Agonis baxteri is a species of flowering plant in the family Myrtaceae and is endemic to the southwest of Western Australia. It is an erect, sometimes bushy shrub with elliptic to egg-shaped leaves with the narrower end towards the base, and usually white flowers with 23 to 32 stamens.

==Description==
Agonis baxteri is an upright, often spindly shrub that typically grows to a height of up to 2 m, its branchlets usually glabrous. Its leaves are dark green, elliptic to egg-shaped or narrowly so, with the narrower end towards the base, mostly 25–55 mm long and 7–20 mm wide, usually with three longitudinal veins. The flowers are arranged in clusters 15–25 mm in diameter with hairy, grey, more or less round bracts 2.5–3.5 mm long and similar bracteoles. The flowers are usually white, 12–14 mm in diameter with sepals 1.8–2.5 mm long, the petals 5–9 mm long, and usually 23 to 32 stamens mostly 1–2 mm long. Flowering mainly occurs from October to December and the fruits are in clusters 10–15 mm wide. The species is superficially similar to Taxandria marginata.

==Taxonomy==
In 1867, George Bentham described Melaleuca baxteri in Flora Australiensis from specimens collected by William Baxter at "King George's Sound or to the eastward". In 2007, Judy Wheeler and Neville Marchant changed the name to Agonis baxteri in the journal Nuytsia. The specific epithet (baxteri) honours the collector of the type specimens.

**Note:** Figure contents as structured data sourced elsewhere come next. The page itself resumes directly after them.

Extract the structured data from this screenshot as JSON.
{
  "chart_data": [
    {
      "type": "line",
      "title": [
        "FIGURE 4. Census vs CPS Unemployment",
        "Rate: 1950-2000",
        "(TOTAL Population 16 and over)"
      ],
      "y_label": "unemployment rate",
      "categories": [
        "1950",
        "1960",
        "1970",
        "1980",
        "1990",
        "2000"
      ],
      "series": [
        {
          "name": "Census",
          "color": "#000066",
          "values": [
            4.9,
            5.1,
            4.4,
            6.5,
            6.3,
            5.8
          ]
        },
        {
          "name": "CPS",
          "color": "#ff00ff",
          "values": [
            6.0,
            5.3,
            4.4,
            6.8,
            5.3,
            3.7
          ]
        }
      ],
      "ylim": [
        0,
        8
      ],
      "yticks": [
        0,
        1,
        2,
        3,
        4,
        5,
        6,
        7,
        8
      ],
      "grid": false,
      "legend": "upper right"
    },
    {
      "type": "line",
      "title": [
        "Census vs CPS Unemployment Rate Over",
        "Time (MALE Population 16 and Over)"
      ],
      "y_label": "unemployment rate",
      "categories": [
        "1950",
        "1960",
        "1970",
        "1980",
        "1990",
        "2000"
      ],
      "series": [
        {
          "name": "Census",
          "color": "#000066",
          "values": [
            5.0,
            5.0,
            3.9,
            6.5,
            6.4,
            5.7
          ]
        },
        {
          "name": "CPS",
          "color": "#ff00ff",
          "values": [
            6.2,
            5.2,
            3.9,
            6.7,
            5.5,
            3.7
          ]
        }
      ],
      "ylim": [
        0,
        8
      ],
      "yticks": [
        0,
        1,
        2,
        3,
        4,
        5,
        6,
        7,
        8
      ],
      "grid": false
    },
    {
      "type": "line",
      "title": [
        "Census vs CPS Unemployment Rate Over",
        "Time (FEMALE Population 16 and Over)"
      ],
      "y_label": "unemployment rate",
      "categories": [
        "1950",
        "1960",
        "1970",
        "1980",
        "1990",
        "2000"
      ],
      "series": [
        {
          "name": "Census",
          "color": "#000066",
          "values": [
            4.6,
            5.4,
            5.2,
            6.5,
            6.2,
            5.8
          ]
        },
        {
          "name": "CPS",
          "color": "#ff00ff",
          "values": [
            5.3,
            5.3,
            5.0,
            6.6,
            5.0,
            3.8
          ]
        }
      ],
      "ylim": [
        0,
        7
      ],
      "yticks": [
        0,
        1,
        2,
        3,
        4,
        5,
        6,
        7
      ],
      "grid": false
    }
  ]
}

==Distribution and habitat==
Agonis baxteri is found on sandplains, dunes, swamps, stony hills, disturbed and disturbed areas along the south coast in the Goldfields-Esperance region of Western Australia in the Esperance Plains and Mallee IBRA bioregions where it grows in sand and loam over quartzite, limestone or granite.

==Conservation status==
This species is classified as "not threatened" by the Western Australian Government Department of Biodiversity, Conservation and Attractions.